My Nguzo Saba post hasn’t attracted a comment in a long while, but there are some interesting ones from earlier times should you wish to read it. One of those comments:
So, what the commentor [sic] above me is implying is that, we, as a community or race, need to rely on the white community to survive? You are suggesting that the white community is superior, that they “feed” us, and in todays society that is just wrong, no matter who you are. Nobody is above another just because of the circumstances of their birth.
How times have changed. That commenter had the concept right. But, now it’s a few very vocal, white, snake oil barkers convincing a few black people that unless ‘Black’ is capitalized (and white is NOT) everyone should riot, loot, burn.
And, it should be noted, Ron Karenga thought some people were more admirable than others because of the circumstances of their birth.
IAC there still seems to be Kwanzaa interest, so for latter day internet searchers I unearthed an archive of the Dartmouth article. You should read the whole thing. It’s not long.
I saw a number of things in it that register differently now than they did in 2008. The atavistic tribalism that is BLM has its ‘Roots’ here, and you’ll see predicates for CRT and racialist apologists such as Ibram X. Kendi and Robin D’Angelo.
The 7 Principles, Nguzo Saba, of Ron Karenga’s contrivance are noted in my earlier post. But there are 7 other principles listed in his book The Quotable Karenga. “The sevenfold path of blackness is think black, talk black, act black, create black, buy black, vote black, and live black.”
OK. But define “black.” Right now it’s being done mostly by white people.
That was the challenge to Kendi and, especially, D’Angelo. How can we make more money off this and achieve more privilege than Karenga did?
IAC, here are 2 snippets from that Dartmouth piece:
Initially, Kwanzaa proceeded from Karenga’s hostility toward Western religion, which, he wrote in his 1980 book, Kawaida Theory, “denies and diminishes human worth, capacity, potential and achievement. In Christian and Jewish mythology, humans are born in sin, cursed with mythical ancestors who’ve sinned and brought the wrath of an angry God on every generation’s head.” He similarly opposed belief in God and other “spooks who threaten us if we don’t worship them and demand we turn over our destiny and daily lives.”
In Critical Race Theology, white “humans are born in sin, cursed with mythical ancestors who’ve sinned and brought the wrath of an angry God on every generation’s head.” You might object that the slave owning ancestors are not mythical. Well, for the vast majority of non-black people and at least a large plurality of black people, they are entirely mythical. And those “spooks?” They’re white Progressives.
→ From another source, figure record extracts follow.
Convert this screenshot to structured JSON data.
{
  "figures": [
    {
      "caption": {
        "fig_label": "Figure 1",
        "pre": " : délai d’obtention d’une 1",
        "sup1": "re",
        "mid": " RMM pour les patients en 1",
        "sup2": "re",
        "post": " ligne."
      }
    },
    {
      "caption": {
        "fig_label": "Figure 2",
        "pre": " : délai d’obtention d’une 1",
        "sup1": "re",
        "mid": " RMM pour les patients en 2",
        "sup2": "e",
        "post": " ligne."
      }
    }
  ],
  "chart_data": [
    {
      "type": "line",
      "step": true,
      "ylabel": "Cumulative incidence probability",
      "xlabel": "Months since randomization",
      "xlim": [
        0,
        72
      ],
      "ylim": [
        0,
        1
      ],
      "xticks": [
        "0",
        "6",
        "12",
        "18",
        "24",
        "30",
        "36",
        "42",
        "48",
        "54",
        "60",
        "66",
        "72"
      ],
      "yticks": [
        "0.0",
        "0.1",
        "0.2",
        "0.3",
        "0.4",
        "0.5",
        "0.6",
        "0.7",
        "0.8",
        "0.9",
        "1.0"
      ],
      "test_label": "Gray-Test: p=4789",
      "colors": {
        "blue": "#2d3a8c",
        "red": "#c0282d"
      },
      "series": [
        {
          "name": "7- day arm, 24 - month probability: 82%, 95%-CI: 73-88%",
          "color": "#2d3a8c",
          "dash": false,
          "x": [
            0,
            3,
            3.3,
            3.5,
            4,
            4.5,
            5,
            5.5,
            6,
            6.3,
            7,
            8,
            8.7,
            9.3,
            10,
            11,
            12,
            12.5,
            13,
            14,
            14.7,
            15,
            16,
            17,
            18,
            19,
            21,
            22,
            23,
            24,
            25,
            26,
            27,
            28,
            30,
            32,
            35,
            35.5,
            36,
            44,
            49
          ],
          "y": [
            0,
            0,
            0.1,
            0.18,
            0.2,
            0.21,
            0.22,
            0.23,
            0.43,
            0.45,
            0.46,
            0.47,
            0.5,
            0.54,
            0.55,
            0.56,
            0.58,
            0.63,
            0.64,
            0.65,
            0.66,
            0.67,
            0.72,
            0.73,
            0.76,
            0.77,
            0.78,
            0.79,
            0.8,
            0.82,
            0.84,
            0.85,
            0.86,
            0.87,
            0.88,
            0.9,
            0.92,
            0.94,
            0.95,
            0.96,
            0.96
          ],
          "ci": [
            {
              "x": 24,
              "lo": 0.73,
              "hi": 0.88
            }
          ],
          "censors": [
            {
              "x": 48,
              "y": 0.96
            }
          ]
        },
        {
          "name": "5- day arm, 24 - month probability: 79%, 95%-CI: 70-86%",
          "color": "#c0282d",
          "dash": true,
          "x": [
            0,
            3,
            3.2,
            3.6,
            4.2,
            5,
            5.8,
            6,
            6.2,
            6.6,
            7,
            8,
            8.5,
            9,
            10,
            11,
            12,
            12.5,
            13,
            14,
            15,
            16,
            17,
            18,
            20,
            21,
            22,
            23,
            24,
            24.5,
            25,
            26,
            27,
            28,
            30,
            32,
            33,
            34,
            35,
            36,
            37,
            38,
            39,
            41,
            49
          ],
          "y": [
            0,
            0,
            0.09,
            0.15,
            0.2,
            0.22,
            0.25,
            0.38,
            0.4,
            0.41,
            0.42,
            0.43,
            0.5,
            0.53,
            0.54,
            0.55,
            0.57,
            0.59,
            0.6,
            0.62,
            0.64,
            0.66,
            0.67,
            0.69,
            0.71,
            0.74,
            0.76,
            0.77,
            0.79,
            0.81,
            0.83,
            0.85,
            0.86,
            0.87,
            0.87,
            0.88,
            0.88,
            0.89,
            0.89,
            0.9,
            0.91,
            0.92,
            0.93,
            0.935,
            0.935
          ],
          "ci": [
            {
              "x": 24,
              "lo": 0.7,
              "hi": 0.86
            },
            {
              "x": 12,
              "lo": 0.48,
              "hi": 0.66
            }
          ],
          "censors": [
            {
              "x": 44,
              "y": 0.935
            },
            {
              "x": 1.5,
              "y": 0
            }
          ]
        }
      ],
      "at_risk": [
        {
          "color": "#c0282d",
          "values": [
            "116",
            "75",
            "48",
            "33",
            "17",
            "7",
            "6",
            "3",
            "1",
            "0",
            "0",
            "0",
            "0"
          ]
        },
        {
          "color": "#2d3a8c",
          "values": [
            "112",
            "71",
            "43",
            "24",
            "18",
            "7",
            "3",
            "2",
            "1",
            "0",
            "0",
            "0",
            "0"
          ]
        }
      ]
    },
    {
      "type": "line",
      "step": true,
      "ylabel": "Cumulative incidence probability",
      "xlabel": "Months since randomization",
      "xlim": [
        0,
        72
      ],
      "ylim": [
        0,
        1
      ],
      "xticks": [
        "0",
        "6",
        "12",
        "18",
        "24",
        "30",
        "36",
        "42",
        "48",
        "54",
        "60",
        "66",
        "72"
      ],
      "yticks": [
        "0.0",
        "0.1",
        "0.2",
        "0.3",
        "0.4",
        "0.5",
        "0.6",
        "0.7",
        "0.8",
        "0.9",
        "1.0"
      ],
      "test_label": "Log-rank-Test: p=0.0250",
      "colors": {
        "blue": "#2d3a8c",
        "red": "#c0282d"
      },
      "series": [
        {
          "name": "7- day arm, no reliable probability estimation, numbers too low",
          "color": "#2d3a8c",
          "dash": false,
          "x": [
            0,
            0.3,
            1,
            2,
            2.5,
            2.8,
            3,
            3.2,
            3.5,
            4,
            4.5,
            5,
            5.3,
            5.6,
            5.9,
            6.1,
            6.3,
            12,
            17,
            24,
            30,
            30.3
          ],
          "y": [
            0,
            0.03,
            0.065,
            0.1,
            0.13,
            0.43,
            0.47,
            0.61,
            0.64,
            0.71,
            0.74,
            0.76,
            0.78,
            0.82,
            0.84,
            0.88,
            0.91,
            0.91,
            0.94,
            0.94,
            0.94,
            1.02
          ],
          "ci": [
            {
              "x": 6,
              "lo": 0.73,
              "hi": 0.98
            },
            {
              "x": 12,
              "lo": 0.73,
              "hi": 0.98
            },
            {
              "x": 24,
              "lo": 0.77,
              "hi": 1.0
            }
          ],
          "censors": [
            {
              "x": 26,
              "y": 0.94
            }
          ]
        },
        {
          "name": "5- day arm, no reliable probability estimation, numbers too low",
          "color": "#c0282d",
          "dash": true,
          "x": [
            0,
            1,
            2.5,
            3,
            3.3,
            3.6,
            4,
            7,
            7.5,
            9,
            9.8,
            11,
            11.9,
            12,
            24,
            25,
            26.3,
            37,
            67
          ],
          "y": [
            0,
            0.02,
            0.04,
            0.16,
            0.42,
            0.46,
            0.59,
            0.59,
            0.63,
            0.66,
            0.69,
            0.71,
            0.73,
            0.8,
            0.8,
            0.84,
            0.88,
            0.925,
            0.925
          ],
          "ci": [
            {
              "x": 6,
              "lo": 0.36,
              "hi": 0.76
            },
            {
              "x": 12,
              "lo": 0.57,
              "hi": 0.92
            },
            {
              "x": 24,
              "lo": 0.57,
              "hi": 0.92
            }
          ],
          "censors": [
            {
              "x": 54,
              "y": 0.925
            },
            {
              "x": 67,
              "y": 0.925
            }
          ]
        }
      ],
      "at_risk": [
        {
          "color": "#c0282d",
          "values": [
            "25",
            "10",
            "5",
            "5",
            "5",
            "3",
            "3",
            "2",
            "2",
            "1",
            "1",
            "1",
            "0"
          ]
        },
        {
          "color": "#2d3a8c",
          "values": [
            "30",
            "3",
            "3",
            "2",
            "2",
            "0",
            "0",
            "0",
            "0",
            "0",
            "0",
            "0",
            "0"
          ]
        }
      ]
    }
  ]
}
James Coleman, a former Black Panther, argues, “By only stressing the unity of black people, Kwanzaa separates black people from the rest of Americans. Americans must unify on whatever principles ensure we live in a safe, prosperous, God-loving country, with the race and ethnicity of any American seeking to abide by those principles being of no consequence.”
Yeah. That’s a passé MLK thingy. On his journey to anathema (statue destruction) MLK is now solidly in the objectionable phase. Because to say “All Lives Matter” is racist.
Will Karenga’s fanciful 1960s inventiveness see a revival among the newly faithful? In 2008 it was seen to be in decline.
Does anyone remember that back in the early 1990s, AT&T ran television ads suggesting that blacks call their families during Kwanzaa using their telephone service? That stores stocked Kwanzaa candles and kente clothes? That student unions were festooned with Marcus Garvey’s pan-African flag? In 1995, a local activist triumphantly told The Boston Globe, “We’re at the point now where Kwanzaa has gotten so big that we feel like Santa Claus is really on the way out.”
That short 2008 post from Reason is also worth a read. How has the “culture war is over” prediciton turned out?
I guess we’ll be able to tell based on the number of Kwanzaa candles sold. If anyone can tell.
A Kranzaa resurgence would be a mixed blessing for the black isolationists. By numbers most of the Kwanzaa forelock tuggers to this intensely African theme park are Progressive white women, or Jamaican/East Indian politicians.